Just this month, 143 million people were affected by the Equifax security breach. That is almost half the amount of people living in the United States. This was just one of the 918 breaches that have already occurred this year, affecting almost 2 BILLION data records. The overall number of data breaches occurring each year is increasing at an alarming rate. Many industry professionals are now even considering large cyber attacks to be acts of terrorism.
Why is this happening and what can be done to stop it?
Everyday more and more data is being stored electronically. This includes personal information and business information. We are living in a digital age, and it has become common activity to enter your personal information including your social security number online.
It's up to you to be proactive and take steps to protect yourself. Thieves may gain access to your information from a hack, but if you take steps to protect and monitor all of your accounts closely, you can minimize the damage that can be done.
1. Check your credit reports for suspicious activity:
There are free websites to check your own credit report periodically like Credit Karma and FreeCreditReport.com. If you monitor your credit reports regularly, you are much more likely to notice changes quickly so you can take action.

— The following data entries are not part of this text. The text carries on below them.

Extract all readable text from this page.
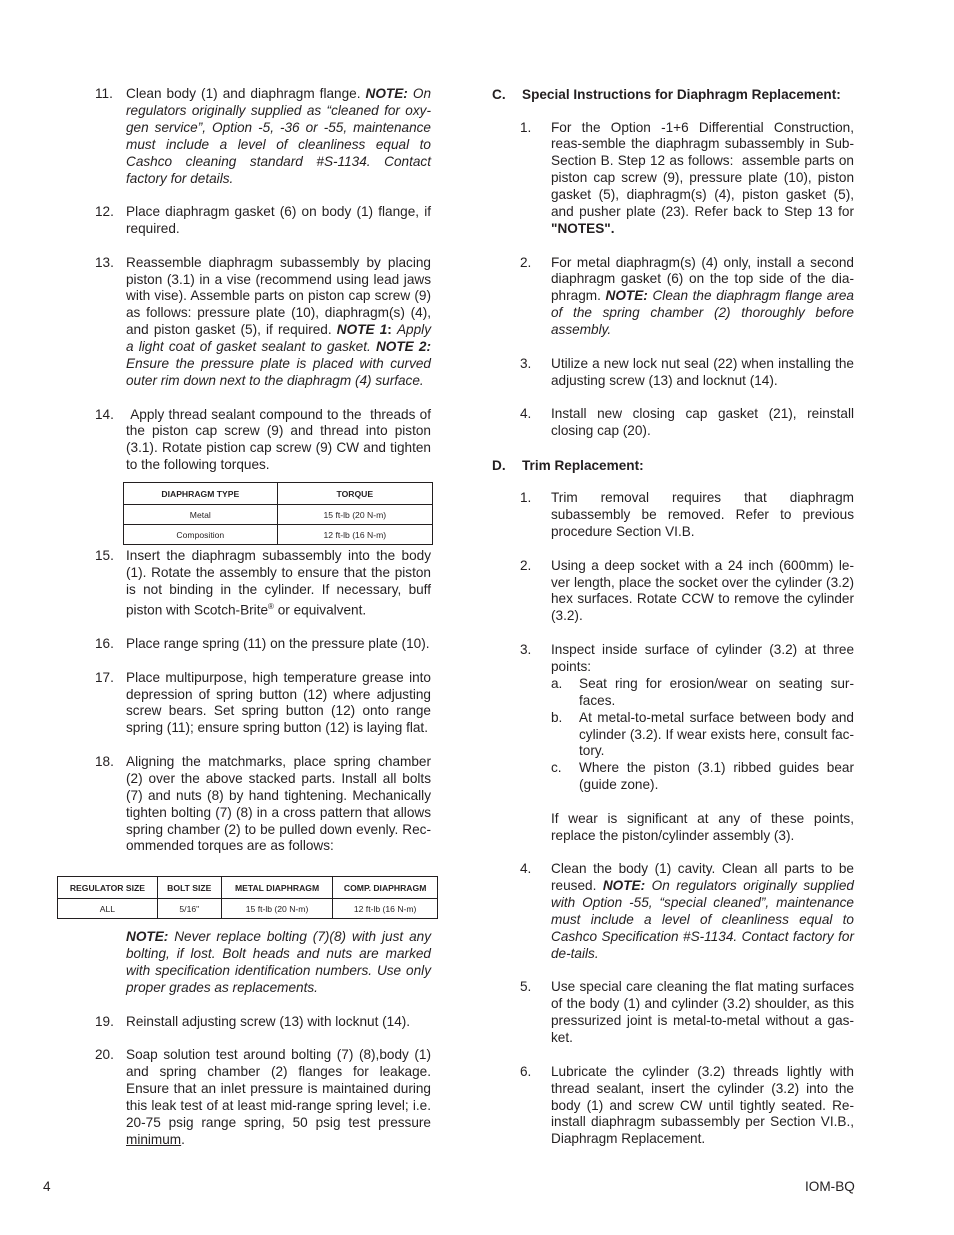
11. Clean body (1) and diaphragm flange. NOTE: On regulators originally supplied as “cleaned for oxy-gen service”, Option -5, -36 or -55, maintenance must include a level of cleanliness equal to Cashco cleaning standard #S-1134. Contact factory for details.

12. Place diaphragm gasket (6) on body (1) flange, if required.

13. Reassemble diaphragm subassembly by placing piston (3.1) in a vise (recommend using lead jaws with vise). Assemble parts on piston cap screw (9) as follows: pressure plate (10), diaphragm(s) (4), and piston gasket (5), if required. NOTE 1: Apply a light coat of gasket sealant to gasket. NOTE 2: Ensure the pressure plate is placed with curved outer rim down next to the diaphragm (4) surface.

14. Apply thread sealant compound to the  threads of the piston cap screw (9) and thread into piston (3.1). Rotate pistion cap screw (9) CW and tighten to the following torques.

15. Insert the diaphragm subassembly into the body (1). Rotate the assembly to ensure that the piston is not binding in the cylinder. If necessary, buff piston with Scotch-Brite® or equivalvent.

16. Place range spring (11) on the pressure plate (10).

17. Place multipurpose, high temperature grease into depression of spring button (12) where adjusting screw bears. Set spring button (12) onto range spring (11); ensure spring button (12) is laying flat.

18. Aligning the matchmarks, place spring chamber (2) over the above stacked parts. Install all bolts (7) and nuts (8) by hand tightening. Mechanically tighten bolting (7) (8) in a cross pattern that allows spring chamber (2) to be pulled down evenly. Rec-ommended torques are as follows:

NOTE: Never replace bolting (7)(8) with just any bolting, if lost. Bolt heads and nuts are marked with specification identification numbers. Use only proper grades as replacements.

19. Reinstall adjusting screw (13) with locknut (14).

20. Soap solution test around bolting (7) (8),body (1) and spring chamber (2) flanges for leakage. Ensure that an inlet pressure is maintained during this leak test of at least mid-range spring level; i.e. 20-75 psig range spring, 50 psig test pressure minimum.

DIAPHRAGM TYPE	TORQUE
Metal	15 ft-lb (20 N-m)
Composition	12 ft-lb (16 N-m)
REGULATOR SIZE	BOLT SIZE	METAL DIAPHRAGM	COMP. DIAPHRAGM
ALL	5/16"	15 ft-lb (20 N-m)	12 ft-lb (16 N-m)
C. Special Instructions for Diaphragm Replacement:
1. For the Option -1+6 Differential Construction, reas-semble the diaphragm subassembly in Sub-Section B. Step 12 as follows:  assemble parts on piston cap screw (9), pressure plate (10), piston gasket (5), diaphragm(s) (4), piston gasket (5), and pusher plate (23). Refer back to Step 13 for "NOTES".

2. For metal diaphragm(s) (4) only, install a second diaphragm gasket (6) on the top side of the dia-phragm. NOTE: Clean the diaphragm flange area of the spring chamber (2) thoroughly before assembly.

3. Utilize a new lock nut seal (22) when installing the adjusting screw (13) and locknut (14).

4. Install new closing cap gasket (21), reinstall closing cap (20).

D. Trim Replacement:
1. Trim removal requires that diaphragm subassembly be removed. Refer to previous procedure Section VI.B.

2. Using a deep socket with a 24 inch (600mm) le-ver length, place the socket over the cylinder (3.2) hex surfaces. Rotate CCW to remove the cylinder (3.2).

3. Inspect inside surface of cylinder (3.2) at three points:

a. Seat ring for erosion/wear on seating sur-faces.
b. At metal-to-metal surface between body and cylinder (3.2). If wear exists here, consult fac-tory.
c. Where the piston (3.1) ribbed guides bear (guide zone).

If wear is significant at any of these points, replace the piston/cylinder assembly (3).

4. Clean the body (1) cavity. Clean all parts to be reused. NOTE: On regulators originally supplied with Option -55, “special cleaned”, maintenance must include a level of cleanliness equal to Cashco Specification #S-1134. Contact factory for de-tails.

5. Use special care cleaning the flat mating surfaces of the body (1) and cylinder (3.2) shoulder, as this pressurized joint is metal-to-metal without a gas-ket.

6. Lubricate the cylinder (3.2) threads lightly with thread sealant, insert the cylinder (3.2) into the body (1) and screw CW until tightly seated. Re-install diaphragm subassembly per Section VI.B., Diaphragm Replacement.

4	IOM-BQ
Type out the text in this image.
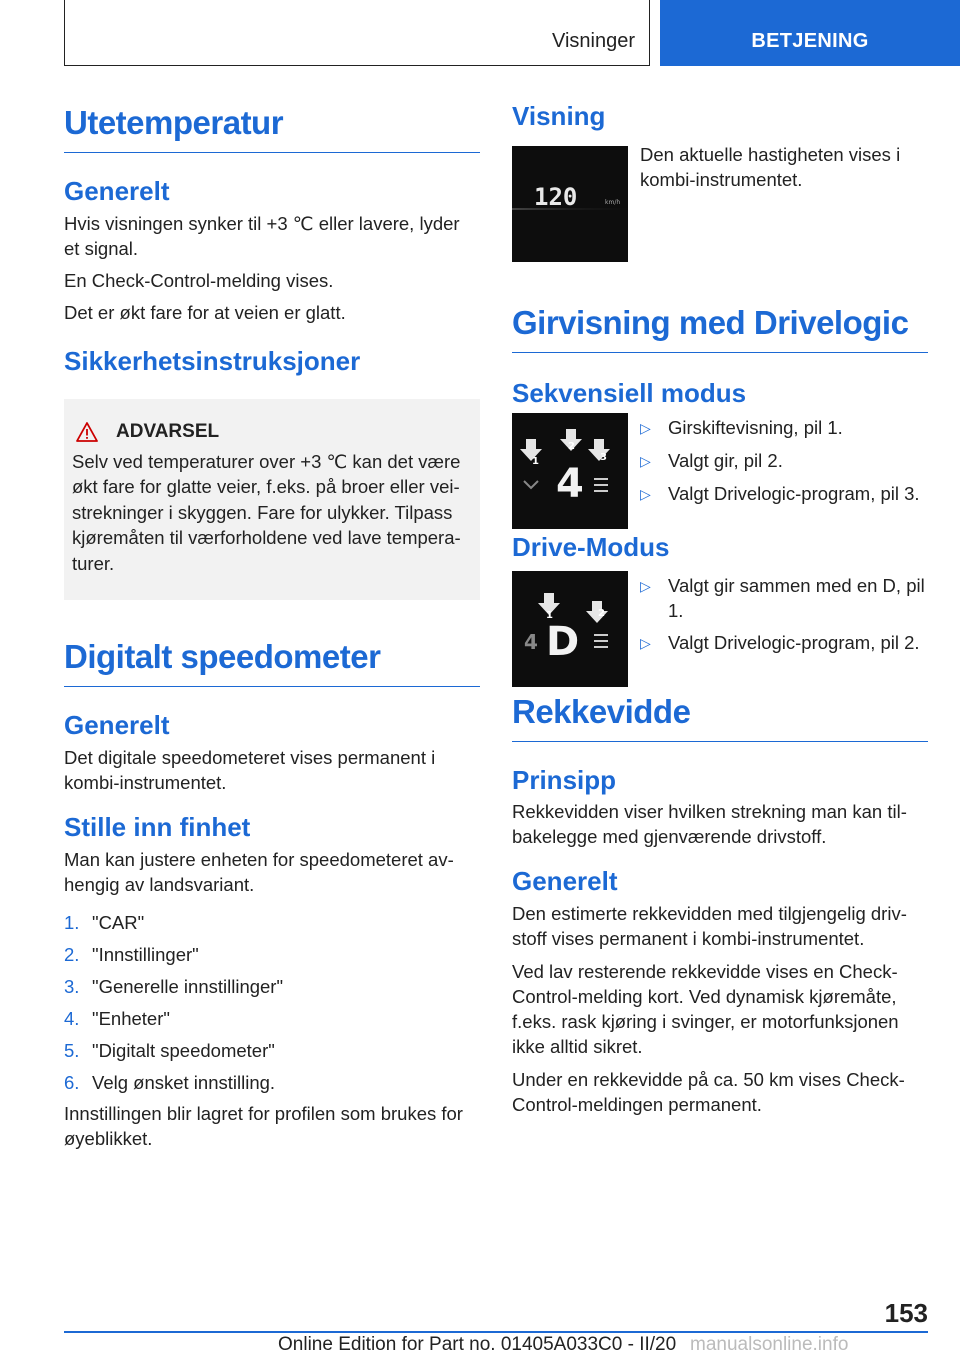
Visninger	BETJENING
Utetemperatur
Generelt

Hvis visningen synker til +3 ℃ eller lavere, lyder et signal.

En Check-Control-melding vises.

Det er økt fare for at veien er glatt.

Sikkerhetsinstruksjoner
ADVARSEL

Selv ved temperaturer over +3 ℃ kan det være økt fare for glatte veier, f.eks. på broer eller veistrekninger i skyggen. Fare for ulykker. Tilpass kjøremåten til værforholdene ved lave temperaturer.

Digitalt speedometer
Generelt

Det digitale speedometeret vises permanent i kombi-instrumentet.

Stille inn finhet

Man kan justere enheten for speedometeret avhengig av landsvariant.

1. "CAR"
2. "Innstillinger"
3. "Generelle innstillinger"
4. "Enheter"
5. "Digitalt speedometer"
6. Velg ønsket innstilling.

Innstillingen blir lagret for profilen som brukes for øyeblikket.

Visning
120	km/h

Den aktuelle hastigheten vises i kombi-instrumentet.

Girvisning med Drivelogic
Sekvensiell modus
1
2
3
4
▷ Girskiftevisning, pil 1.
▷ Valgt gir, pil 2.
▷ Valgt Drivelogic-program, pil 3.
Drive-Modus
1	2
4 D
▷ Valgt gir sammen med en D, pil 1.
▷ Valgt Drivelogic-program, pil 2.
Rekkevidde
Prinsipp

Rekkevidden viser hvilken strekning man kan tilbakelegge med gjenværende drivstoff.

Generelt

Den estimerte rekkevidden med tilgjengelig drivstoff vises permanent i kombi-instrumentet.

Ved lav resterende rekkevidde vises en Check-Control-melding kort. Ved dynamisk kjøremåte, f.eks. rask kjøring i svinger, er motorfunksjonen ikke alltid sikret.

Under en rekkevidde på ca. 50 km vises Check-Control-meldingen permanent.

153
Online Edition for Part no. 01405A033C0 - II/20 manualsonline.info
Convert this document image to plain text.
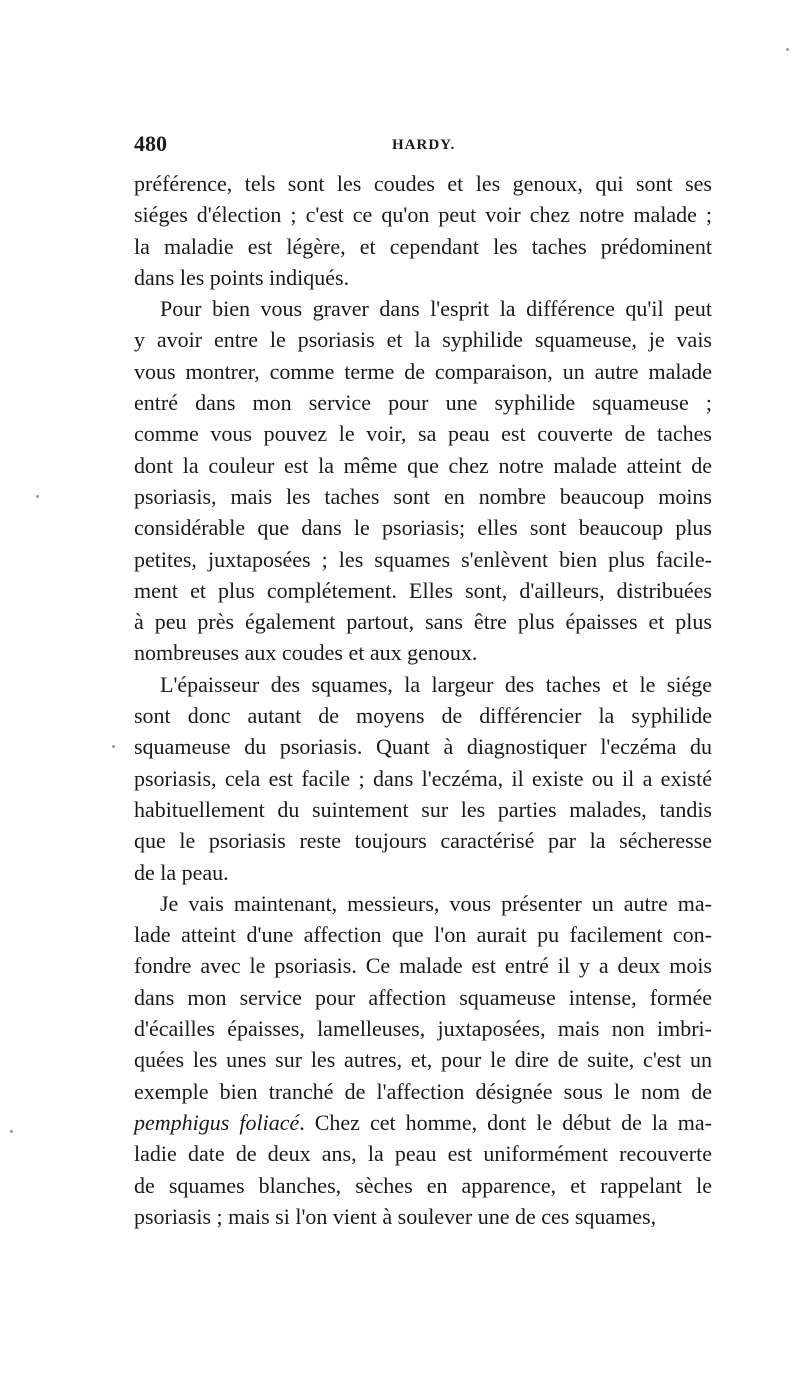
480	HARDY.

préférence, tels sont les coudes et les genoux, qui sont ses
siéges d'élection ; c'est ce qu'on peut voir chez notre malade ;
la maladie est légère, et cependant les taches prédominent
dans les points indiqués.

Pour bien vous graver dans l'esprit la différence qu'il peut
y avoir entre le psoriasis et la syphilide squameuse, je vais
vous montrer, comme terme de comparaison, un autre malade
entré dans mon service pour une syphilide squameuse ;
comme vous pouvez le voir, sa peau est couverte de taches
dont la couleur est la même que chez notre malade atteint de
psoriasis, mais les taches sont en nombre beaucoup moins
considérable que dans le psoriasis; elles sont beaucoup plus
petites, juxtaposées ; les squames s'enlèvent bien plus facile-
ment et plus complétement. Elles sont, d'ailleurs, distribuées
à peu près également partout, sans être plus épaisses et plus
nombreuses aux coudes et aux genoux.

L'épaisseur des squames, la largeur des taches et le siége
sont donc autant de moyens de différencier la syphilide
squameuse du psoriasis. Quant à diagnostiquer l'eczéma du
psoriasis, cela est facile ; dans l'eczéma, il existe ou il a existé
habituellement du suintement sur les parties malades, tandis
que le psoriasis reste toujours caractérisé par la sécheresse
de la peau.

Je vais maintenant, messieurs, vous présenter un autre ma-
lade atteint d'une affection que l'on aurait pu facilement con-
fondre avec le psoriasis. Ce malade est entré il y a deux mois
dans mon service pour affection squameuse intense, formée
d'écailles épaisses, lamelleuses, juxtaposées, mais non imbri-
quées les unes sur les autres, et, pour le dire de suite, c'est un
exemple bien tranché de l'affection désignée sous le nom de
pemphigus foliacé. Chez cet homme, dont le début de la ma-
ladie date de deux ans, la peau est uniformément recouverte
de squames blanches, sèches en apparence, et rappelant le
psoriasis ; mais si l'on vient à soulever une de ces squames,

2. Freeze your credit reports temporarily to protect against fraud:
The basic benefit of putting a lock on your credit is that if a fraudster attempts to take out a loan or get credit using your personal information, the lender will be unable to check your credit score or history and generally won't approve the application. (source: CNBC)
3. Set a fraud alert on your account:The 3 main credit agencies allow you to set a fraud alert on your account. This will notify you of any suspicious activity. However, these alerts expire after 90 days, so setting a reminder to renew the alerts is also a good idea.
4. Continue monitoring through tax season:
Thieves can use your personal information to file fraudulent tax returns, and receive fraudulent refund checks.
The Bottom Line: Everyone is at risk, but there are steps you can take to protect yourself!